The present specification describes components and functions that may be implemented in particular embodiments which may operate in accordance with one or more particular standards and protocols. However, the disclosure is not limited to such standards and protocols. Such standards periodically may be superseded by faster or more efficient equivalents having essentially the same functions. Accordingly, replacement standards and protocols having the same or similar functions are considered equivalents thereof.
The illustrations of the embodiments described herein are intended to provide a general understanding of the various embodiments. The illustrations are not intended to serve as a complete description of all of the elements and features of apparatus and systems that utilize the structures or methods described herein. Many other embodiments may be apparent to those of skill in the art upon reviewing the disclosure. Other embodiments may be utilized and derived from the disclosure, such that structural and logical substitutions and changes may be made without departing from the scope of the disclosure. Additionally, the illustrations are merely representational and may not be drawn to scale. Certain proportions within the illustrations may be exaggerated, while other proportions may be minimized. Accordingly, the disclosure and the figures are to be regarded as illustrative rather than restrictive.
For example, operation of the disclosed embodiments has been described in the context of servers and terminals that implement video compression, coding, and decoding. These systems can be embodied in electronic devices or integrated circuits, such as application specific integrated circuits, field programmable gate arrays and/or digital signal processors. Alternatively, they can be embodied in computer programs that execute on personal computers, notebook computers, tablets, smartphones or computer servers. Such computer programs typically are stored in physical storage media such as electronic-, magnetic- and/or optically-based storage devices, where they may be read to a processor, under control of an operating system and executed. And, of course, these components may be provided as hybrid systems that distribute functionality across dedicated hardware components and programmed general-purpose processors, as desired.

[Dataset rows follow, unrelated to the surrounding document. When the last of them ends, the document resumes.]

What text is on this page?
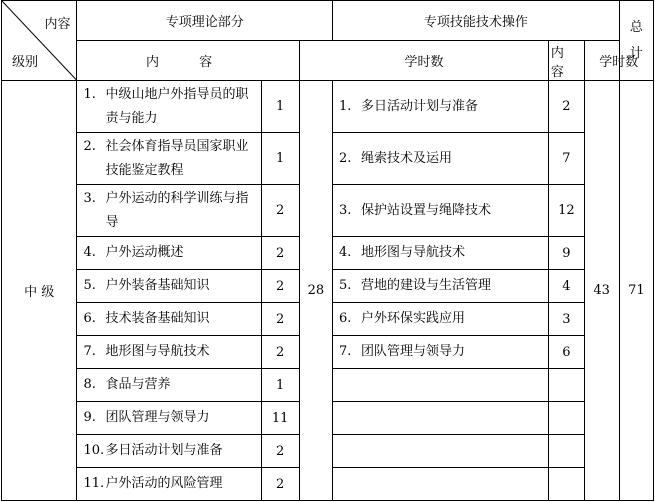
内容
级别	专项理论部分			专项技能技术操作			总计
	内 容		学时数		内 容	学时数	
中 级	1. 中级山地户外指导员的职责与能力	1	28	1. 多日活动计划与准备	2	43	71
	2. 社会体育指导员国家职业技能鉴定教程	1		2. 绳索技术及运用	7		
	3. 户外运动的科学训练与指导	2		3. 保护站设置与绳降技术	12		
	4. 户外运动概述	2		4. 地形图与导航技术	9		
	5. 户外装备基础知识	2		5. 营地的建设与生活管理	4		
	6. 技术装备基础知识	2		6. 户外环保实践应用	3		
	7. 地形图与导航技术	2		7. 团队管理与领导力	6		
	8. 食品与营养	1					
	9. 团队管理与领导力	11					
	10.多日活动计划与准备	2					
	11.户外活动的风险管理	2					
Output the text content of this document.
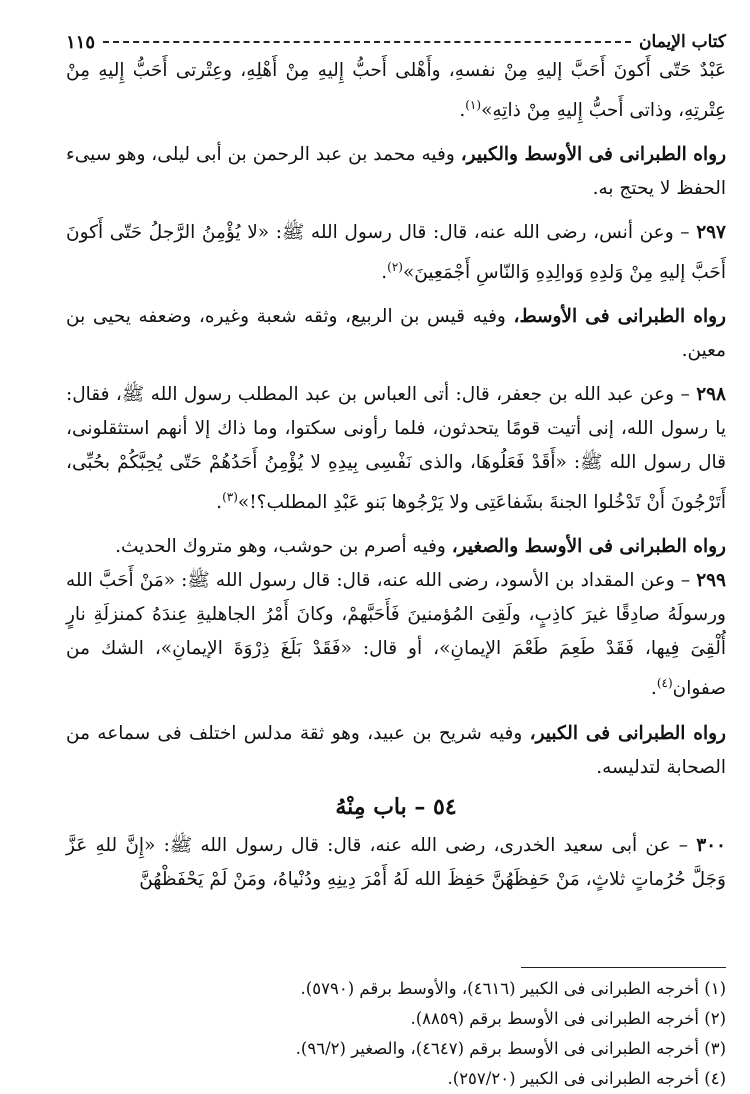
كتاب الإيمان
١١٥

عَبْدٌ حَتّى أَكونَ أَحَبَّ إليهِ مِنْ نفسهِ، وأَهْلى أَحبُّ إِليهِ مِنْ أَهْلِهِ، وعِتْرتى أَحَبُّ إِليهِ مِنْ عِتْرتِهِ، وذاتى أَحبُّ إِليهِ مِنْ ذاتِهِ»$^{(١)}$.

رواه الطبرانى فى الأوسط والكبير، وفيه محمد بن عبد الرحمن بن أبى ليلى، وهو سيىء الحفظ لا يحتج به.

٢٩٧ – وعن أنس، رضى الله عنه، قال: قال رسول الله ﷺ: «لا يُؤْمِنُ الرَّجلُ حَتّى أَكونَ أَحَبَّ إليهِ مِنْ وَلدِهِ وَوالِدِهِ وَالنّاسِ أَجْمَعِينَ»$^{(٢)}$.

رواه الطبرانى فى الأوسط، وفيه قيس بن الربيع، وثقه شعبة وغيره، وضعفه يحيى بن معين.

٢٩٨ – وعن عبد الله بن جعفر، قال: أتى العباس بن عبد المطلب رسول الله ﷺ، فقال: يا رسول الله، إنى أتيت قومًا يتحدثون، فلما رأونى سكتوا، وما ذاك إلا أنهم استثقلونى، قال رسول الله ﷺ: «أَقَدْ فَعَلُوهَا، والذى نَفْسِى بِيدِهِ لا يُؤْمِنُ أَحَدُهُمْ حَتّى يُحِبَّكُمْ بحُبِّى، أَتَرْجُونَ أَنْ تَدْخُلوا الجنةَ بشَفاعَتِى ولا يَرْجُوها بَنو عَبْدِ المطلب؟!»$^{(٣)}$.

رواه الطبرانى فى الأوسط والصغير، وفيه أصرم بن حوشب، وهو متروك الحديث.

٢٩٩ – وعن المقداد بن الأسود، رضى الله عنه، قال: قال رسول الله ﷺ: «مَنْ أَحَبَّ الله ورسولَهُ صادِقًا غيرَ كاذِبٍ، ولَقِىَ المُؤمنينَ فَأَحَبَّهمْ، وكانَ أَمْرُ الجاهليةِ عِندَهُ كمنزلَةِ نارٍ أُلْقِىَ فِيها، فَقَدْ طَعِمَ طَعْمَ الإيمانِ»، أو قال: «فَقَدْ بَلَغَ ذِرْوَةَ الإيمانِ»، الشك من صفوان$^{(٤)}$.

رواه الطبرانى فى الكبير، وفيه شريح بن عبيد، وهو ثقة مدلس اختلف فى سماعه من الصحابة لتدليسه.

٥٤ – باب مِنْهُ

٣٠٠ – عن أبى سعيد الخدرى، رضى الله عنه، قال: قال رسول الله ﷺ: «إِنَّ للهِ عَزَّ وَجَلَّ حُرُماتٍ ثلاثٍ، مَنْ حَفِظَهُنَّ حَفِظَ الله لَهُ أَمْرَ دِينِهِ ودُنْياهُ، ومَنْ لَمْ يَحْفَظْهُنَّ

(١) أخرجه الطبرانى فى الكبير (٤٦١٦)، والأوسط برقم (٥٧٩٠).
(٢) أخرجه الطبرانى فى الأوسط برقم (٨٨٥٩).
(٣) أخرجه الطبرانى فى الأوسط برقم (٤٦٤٧)، والصغير (٩٦/٢).
(٤) أخرجه الطبرانى فى الكبير (٢٥٧/٢٠).
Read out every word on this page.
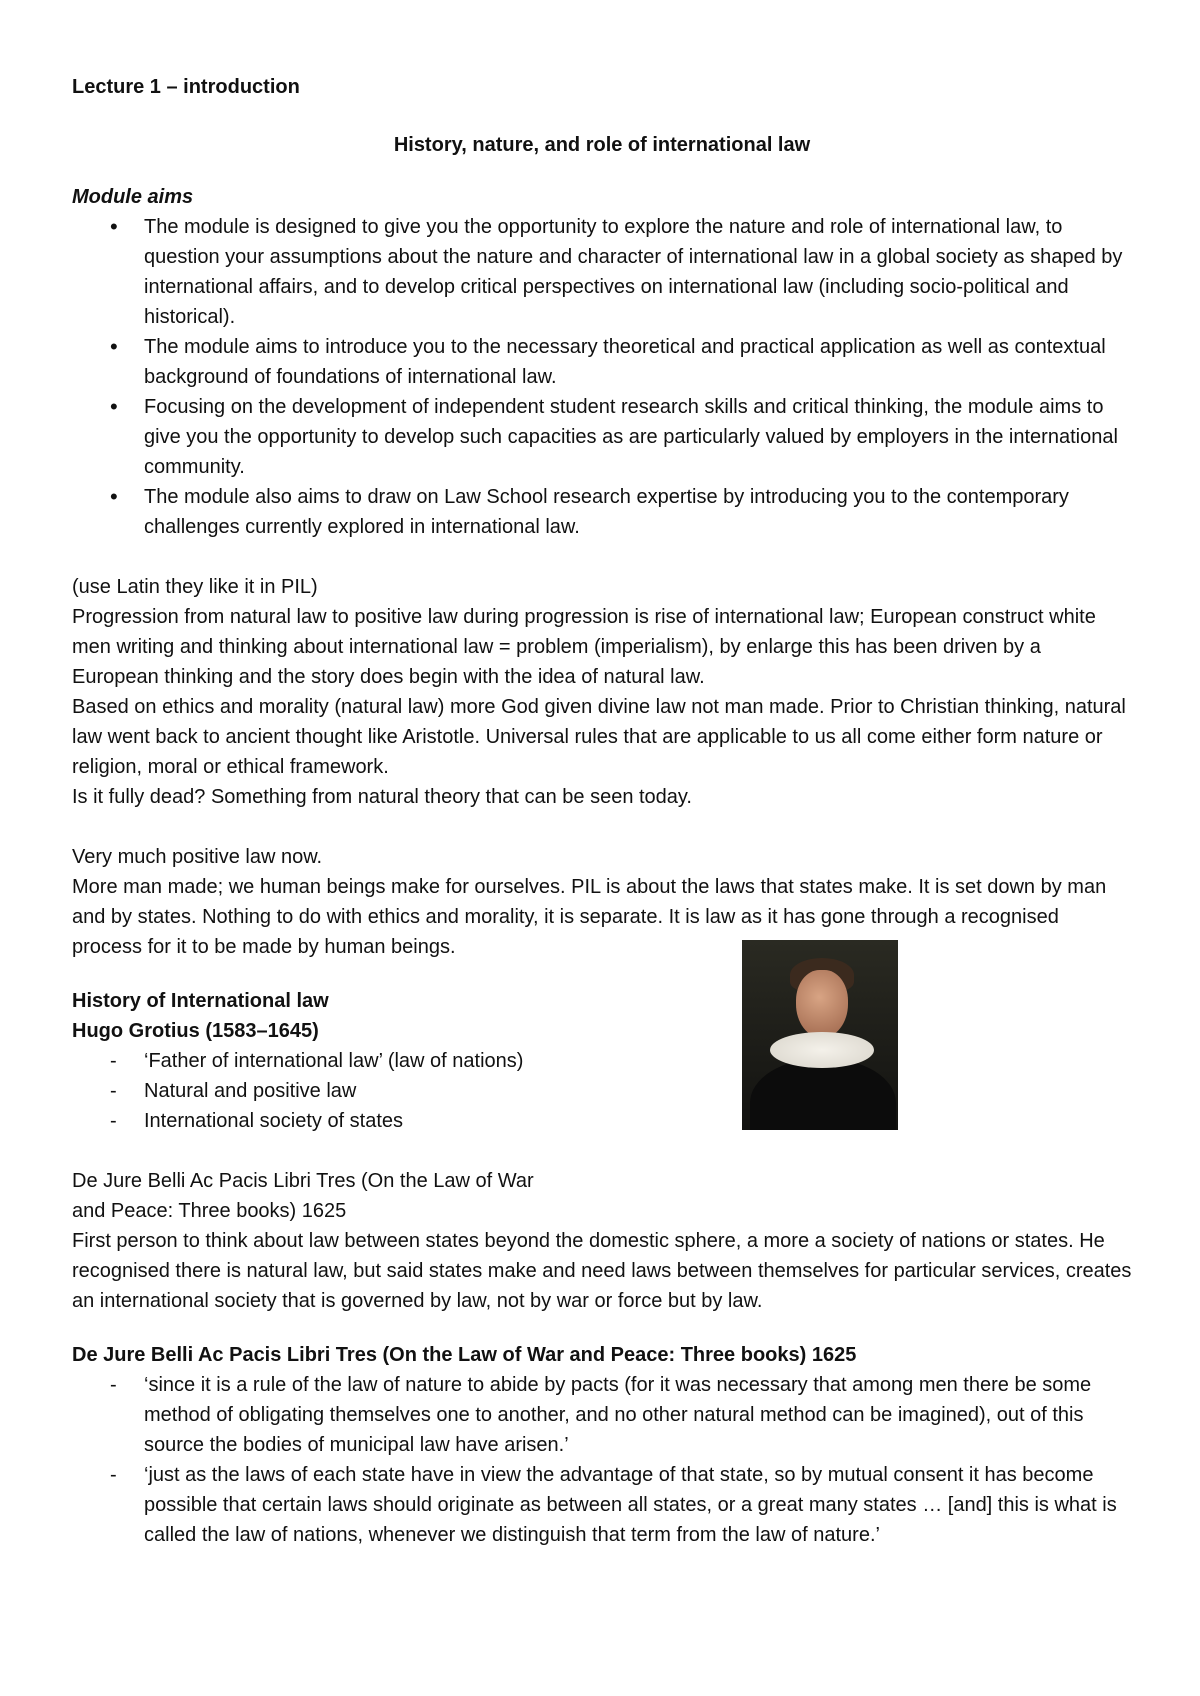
Lecture 1 – introduction

History, nature, and role of international law

Module aims

• The module is designed to give you the opportunity to explore the nature and role of international law, to question your assumptions about the nature and character of international law in a global society as shaped by international affairs, and to develop critical perspectives on international law (including socio-political and historical).
• The module aims to introduce you to the necessary theoretical and practical application as well as contextual background of foundations of international law.
• Focusing on the development of independent student research skills and critical thinking, the module aims to give you the opportunity to develop such capacities as are particularly valued by employers in the international community.
• The module also aims to draw on Law School research expertise by introducing you to the contemporary challenges currently explored in international law.

(use Latin they like it in PIL)

Progression from natural law to positive law during progression is rise of international law; European construct white men writing and thinking about international law = problem (imperialism), by enlarge this has been driven by a European thinking and the story does begin with the idea of natural law.

Based on ethics and morality (natural law) more God given divine law not man made. Prior to Christian thinking, natural law went back to ancient thought like Aristotle. Universal rules that are applicable to us all come either form nature or religion, moral or ethical framework.

Is it fully dead? Something from natural theory that can be seen today.

Very much positive law now.

More man made; we human beings make for ourselves. PIL is about the laws that states make. It is set down by man and by states. Nothing to do with ethics and morality, it is separate. It is law as it has gone through a recognised process for it to be made by human beings.

History of International law

Hugo Grotius (1583–1645)

- ‘Father of international law’ (law of nations)
- Natural and positive law
- International society of states

De Jure Belli Ac Pacis Libri Tres (On the Law of War

and Peace: Three books) 1625

First person to think about law between states beyond the domestic sphere, a more a society of nations or states. He recognised there is natural law, but said states make and need laws between themselves for particular services, creates an international society that is governed by law, not by war or force but by law.

De Jure Belli Ac Pacis Libri Tres (On the Law of War and Peace: Three books) 1625

- ‘since it is a rule of the law of nature to abide by pacts (for it was necessary that among men there be some method of obligating themselves one to another, and no other natural method can be imagined), out of this source the bodies of municipal law have arisen.’
- ‘just as the laws of each state have in view the advantage of that state, so by mutual consent it has become possible that certain laws should originate as between all states, or a great many states … [and] this is what is called the law of nations, whenever we distinguish that term from the law of nature.’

In addition, in the foregoing Detailed Description, various features may be grouped or described together the purpose of streamlining the disclosure. This disclosure is not to be interpreted as reflecting an intention that all such features are required to provide an operable embodiment, nor that the claimed embodiments require more features than are expressly recited in each claim. Rather, as the following claims reflect, subject matter may be directed to less than all of the features of any of the disclosed embodiments. Thus, the following claims are incorporated into the Detailed Description, with each claim standing on its own as defining separately claimed subject matter.
Also, where certain claims recite methods, sequence of recitation of a particular method in a claim does not require that that sequence is essential to an operable claim. Rather, particular method elements or steps could be executed in different orders without departing from the scope or spirit of the invention.